A Powell man who was shot in the leg last week will likely need to recover in jail, as a judge has set his bond at $200,000.

Jacob P. Ely, 41, is alleged to have stalked and confronted his ex-girlfriend’s current boyfriend last week. The man shot Ely in the lower right leg early on the morning of June 23, after Ely allegedly followed the man home and came at him with a baseball bat.

Circuit Court Judge Joey Darrah had ordered Ely to stay away from the man and his ex-girlfriend back in April — and the judge reaffirmed that command in June, after prosecutors alleged that Ely had repeatedly contacted and threatened the couple via anonymous phone calls and text messages.

Following last week’s shooting, Ely was taken to a Billings hospital for treatment and later released. He was arrested in Lovell on Friday night, on a misdemeanor count of violating a protection order and a felony count of stalking.

At a Monday afternoon hearing in circuit court, Deputy Park County Prosecuting Attorney Larry Eichele asked that Ely’s bond be set at $100,000. Eichele cited “the serious nature of this allegation” and the fact that Ely had already been out on a $5,000 surety bond for allegedly violating the protection order months earlier.

For his part, Ely asked to be released again.

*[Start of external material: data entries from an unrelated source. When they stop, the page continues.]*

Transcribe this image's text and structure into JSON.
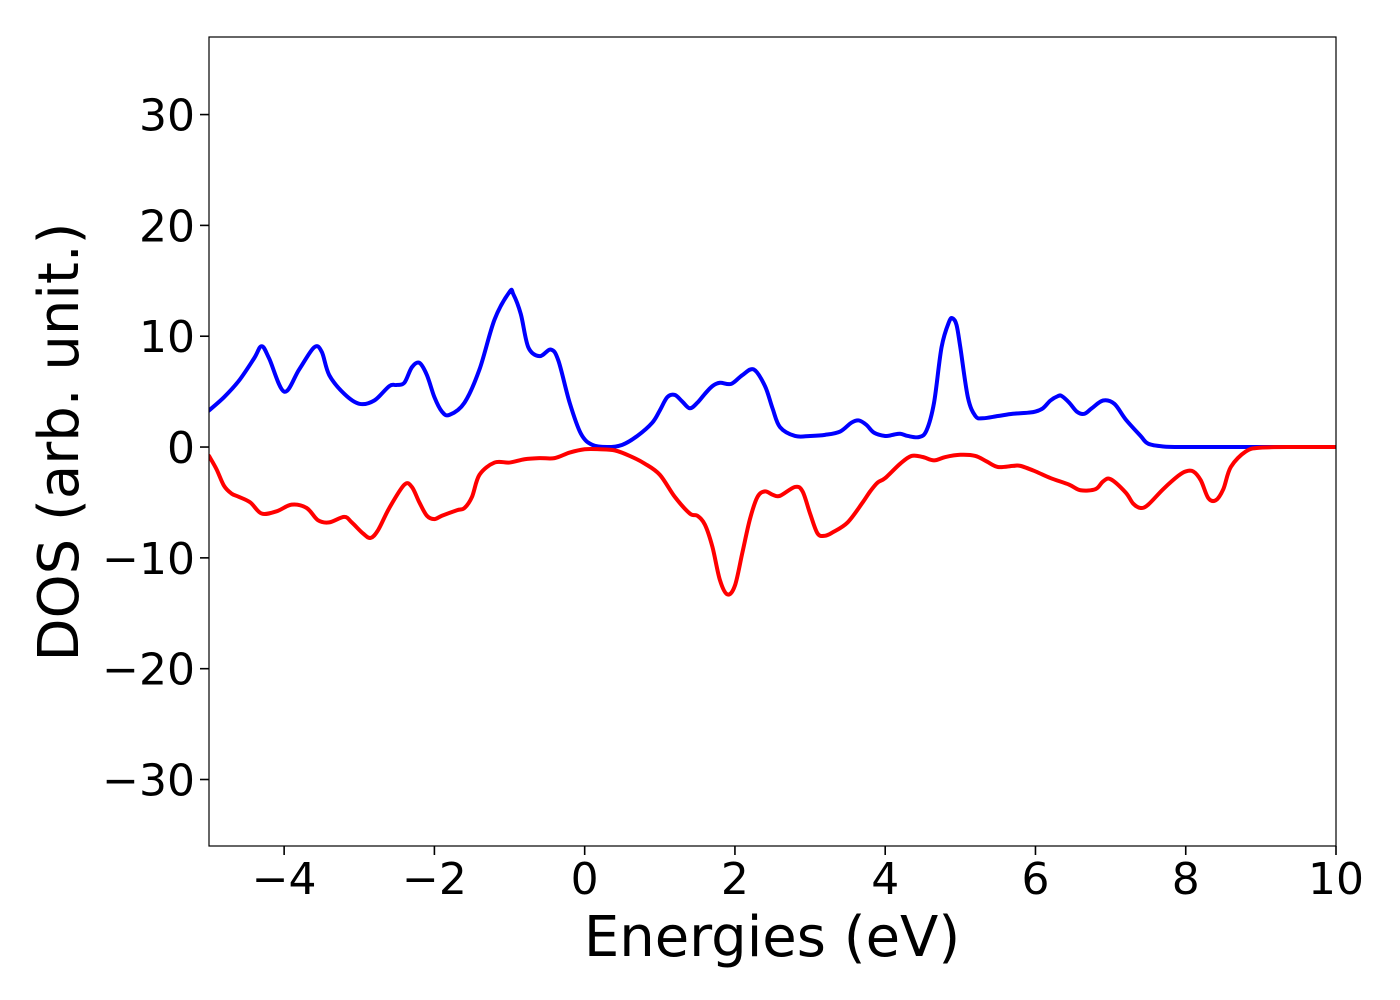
{
  "chart_data": {
    "type": "line",
    "xlabel": "Energies (eV)",
    "ylabel": "DOS (arb. unit.)",
    "xlim": [
      -5,
      10
    ],
    "ylim": [
      -36,
      37
    ],
    "xticks": [
      -4,
      -2,
      0,
      2,
      4,
      6,
      8,
      10
    ],
    "yticks": [
      -30,
      -20,
      -10,
      0,
      10,
      20,
      30
    ],
    "xtick_labels": [
      "−4",
      "−2",
      "0",
      "2",
      "4",
      "6",
      "8",
      "10"
    ],
    "ytick_labels": [
      "−30",
      "−20",
      "−10",
      "0",
      "10",
      "20",
      "30"
    ],
    "grid": false,
    "legend": "none",
    "series": [
      {
        "color": "#0000ff",
        "x": [
          -5.0,
          -4.8,
          -4.6,
          -4.4,
          -4.3,
          -4.2,
          -4.0,
          -3.8,
          -3.6,
          -3.5,
          -3.4,
          -3.2,
          -3.0,
          -2.8,
          -2.6,
          -2.5,
          -2.4,
          -2.3,
          -2.2,
          -2.1,
          -2.0,
          -1.9,
          -1.8,
          -1.6,
          -1.4,
          -1.2,
          -1.0,
          -0.95,
          -0.85,
          -0.75,
          -0.6,
          -0.45,
          -0.35,
          -0.2,
          -0.05,
          0.1,
          0.3,
          0.5,
          0.7,
          0.9,
          1.0,
          1.1,
          1.2,
          1.3,
          1.4,
          1.5,
          1.6,
          1.7,
          1.8,
          1.95,
          2.1,
          2.25,
          2.4,
          2.5,
          2.6,
          2.8,
          3.0,
          3.2,
          3.4,
          3.55,
          3.65,
          3.75,
          3.85,
          4.0,
          4.1,
          4.2,
          4.3,
          4.45,
          4.55,
          4.65,
          4.75,
          4.85,
          4.9,
          4.95,
          5.0,
          5.1,
          5.2,
          5.3,
          5.5,
          5.7,
          5.9,
          6.0,
          6.1,
          6.2,
          6.3,
          6.35,
          6.45,
          6.55,
          6.65,
          6.75,
          6.9,
          7.05,
          7.2,
          7.4,
          7.5,
          7.7,
          8.0,
          8.5,
          9.0,
          9.5,
          10.0
        ],
        "y": [
          3.3,
          4.5,
          6.0,
          8.0,
          9.1,
          8.0,
          5.0,
          7.0,
          9.0,
          8.6,
          6.5,
          4.8,
          3.9,
          4.2,
          5.5,
          5.6,
          5.8,
          7.2,
          7.6,
          6.5,
          4.5,
          3.2,
          2.9,
          4.0,
          7.0,
          11.5,
          14.0,
          13.8,
          12.0,
          9.0,
          8.2,
          8.8,
          7.8,
          4.0,
          1.2,
          0.2,
          0.0,
          0.2,
          1.0,
          2.2,
          3.3,
          4.5,
          4.7,
          4.1,
          3.5,
          4.0,
          4.8,
          5.5,
          5.8,
          5.7,
          6.5,
          7.0,
          5.5,
          3.5,
          1.8,
          1.0,
          1.0,
          1.1,
          1.4,
          2.2,
          2.4,
          2.0,
          1.3,
          1.0,
          1.1,
          1.2,
          1.0,
          0.9,
          1.5,
          4.0,
          9.0,
          11.3,
          11.6,
          11.0,
          9.0,
          4.5,
          2.8,
          2.6,
          2.8,
          3.0,
          3.1,
          3.2,
          3.5,
          4.2,
          4.6,
          4.6,
          4.0,
          3.2,
          3.0,
          3.5,
          4.2,
          3.9,
          2.5,
          1.0,
          0.3,
          0.05,
          0.0,
          0.0,
          0.0,
          0.0,
          0.0
        ]
      },
      {
        "color": "#ff0000",
        "x": [
          -5.0,
          -4.9,
          -4.8,
          -4.7,
          -4.6,
          -4.45,
          -4.3,
          -4.1,
          -3.9,
          -3.7,
          -3.55,
          -3.4,
          -3.2,
          -3.1,
          -2.95,
          -2.85,
          -2.75,
          -2.6,
          -2.4,
          -2.3,
          -2.2,
          -2.1,
          -2.0,
          -1.9,
          -1.7,
          -1.6,
          -1.5,
          -1.4,
          -1.2,
          -1.0,
          -0.8,
          -0.6,
          -0.4,
          -0.2,
          0.0,
          0.2,
          0.4,
          0.6,
          0.8,
          1.0,
          1.2,
          1.4,
          1.5,
          1.6,
          1.7,
          1.8,
          1.9,
          2.0,
          2.1,
          2.2,
          2.3,
          2.4,
          2.5,
          2.6,
          2.8,
          2.9,
          3.0,
          3.1,
          3.2,
          3.3,
          3.5,
          3.7,
          3.8,
          3.9,
          4.0,
          4.2,
          4.35,
          4.5,
          4.65,
          4.8,
          5.0,
          5.2,
          5.35,
          5.5,
          5.7,
          5.8,
          6.0,
          6.2,
          6.45,
          6.6,
          6.8,
          6.9,
          7.0,
          7.2,
          7.3,
          7.4,
          7.5,
          7.7,
          7.9,
          8.0,
          8.1,
          8.2,
          8.3,
          8.4,
          8.5,
          8.6,
          8.8,
          9.0,
          9.5,
          10.0
        ],
        "y": [
          -0.8,
          -2.0,
          -3.5,
          -4.2,
          -4.5,
          -5.0,
          -6.0,
          -5.8,
          -5.2,
          -5.5,
          -6.6,
          -6.8,
          -6.3,
          -6.8,
          -7.8,
          -8.2,
          -7.5,
          -5.5,
          -3.4,
          -3.6,
          -5.0,
          -6.2,
          -6.5,
          -6.2,
          -5.7,
          -5.5,
          -4.5,
          -2.5,
          -1.4,
          -1.4,
          -1.1,
          -1.0,
          -1.0,
          -0.5,
          -0.2,
          -0.2,
          -0.3,
          -0.8,
          -1.5,
          -2.5,
          -4.5,
          -6.0,
          -6.2,
          -7.0,
          -9.0,
          -12.0,
          -13.3,
          -12.5,
          -9.5,
          -6.5,
          -4.5,
          -4.0,
          -4.3,
          -4.4,
          -3.6,
          -4.0,
          -6.0,
          -7.8,
          -8.0,
          -7.7,
          -6.8,
          -5.0,
          -4.0,
          -3.2,
          -2.8,
          -1.5,
          -0.8,
          -0.9,
          -1.2,
          -0.9,
          -0.7,
          -0.8,
          -1.3,
          -1.8,
          -1.7,
          -1.7,
          -2.2,
          -2.8,
          -3.4,
          -3.9,
          -3.8,
          -3.1,
          -2.9,
          -4.1,
          -5.1,
          -5.5,
          -5.2,
          -3.8,
          -2.6,
          -2.2,
          -2.2,
          -3.0,
          -4.6,
          -4.8,
          -3.8,
          -1.8,
          -0.4,
          -0.05,
          0.0,
          0.0
        ]
      }
    ]
  }
}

“I won’t be anywhere near any of the victims or anything involved. I’m over that whole thing,” he told the court. “I just need to get myself better.”

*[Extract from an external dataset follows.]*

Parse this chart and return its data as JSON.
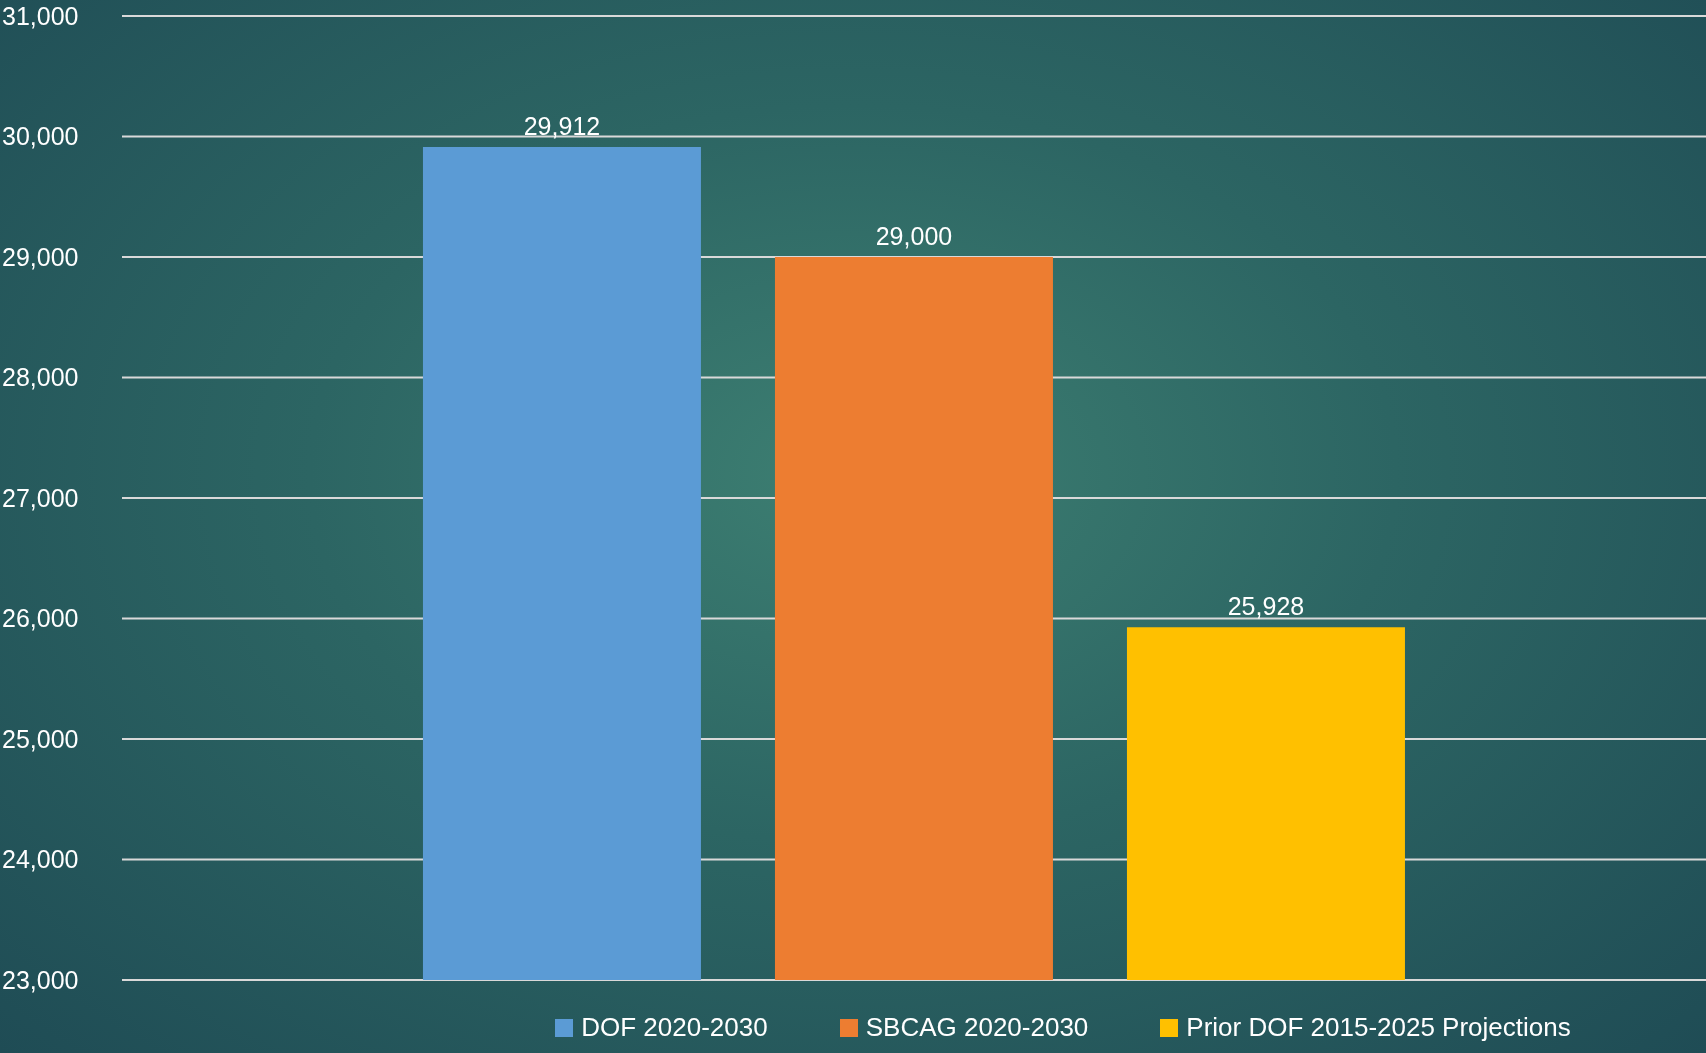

Ely said he hadn’t been allowed to take his medications in jail and had missed a scheduled follow-up appointment earlier in the day.

Ely also said needed to take care of his children, and “being in here is not helping that at all.”

“Please, your honor, just have some sympathy for me,” he said.

But Judge Darrah noted that Ely is now alleged to have violated the court’s orders a couple of times.

“I recall admonishing you and listening to you and hearing these things from you last time you were before me,” Darrah said.

The judge was referencing Ely’s June 14 appearance on similar charges of stalking and violating a protection order, which stem from the threatening calls and messages that he allegedly sent to the couple. At that hearing last month, Darrah had warned Ely that he needed to overcome “whatever impulses you may have.”

On Monday, Darrah opted to reject Eichele’s recommendation and instead set bond at $200,000 on the new charges tied to last week’s altercation and shooting.

“This is serious,” he said.

Prosecutors allege that, despite the order to stay away from his ex-girlfriend, Ely was somewhere near her home early on the morning of June 23. The woman’s boyfriend told authorities that when he left her residence in town and headed toward his own home in rural Powell, he saw Ely closely following in a silver Chrysler 300.

As the man neared his residence, he decided to pull over; Ely stopped and got out of his sedan, too, according to charging documents based on the man’s account.

Ely was allegedly armed with a baseball bat and the man with a pistol. After a brief physical altercation, the man said Ely began to swing the bat at him and he opened fire.

Ely fled the area while the man called 911 to report the shooting, right around 5 a.m., charging documents say. Ely was located at another residence at about 6 a.m. and then taken to the hospital.

Although Darrah set a high bond, he indicated that he’d be willing to grant Ely a furlough from jail to attend medical appointments as they arise.

“It’s important that you be able to do that,” the judge told the defendant.

A preliminary hearing is tentatively set for July 11.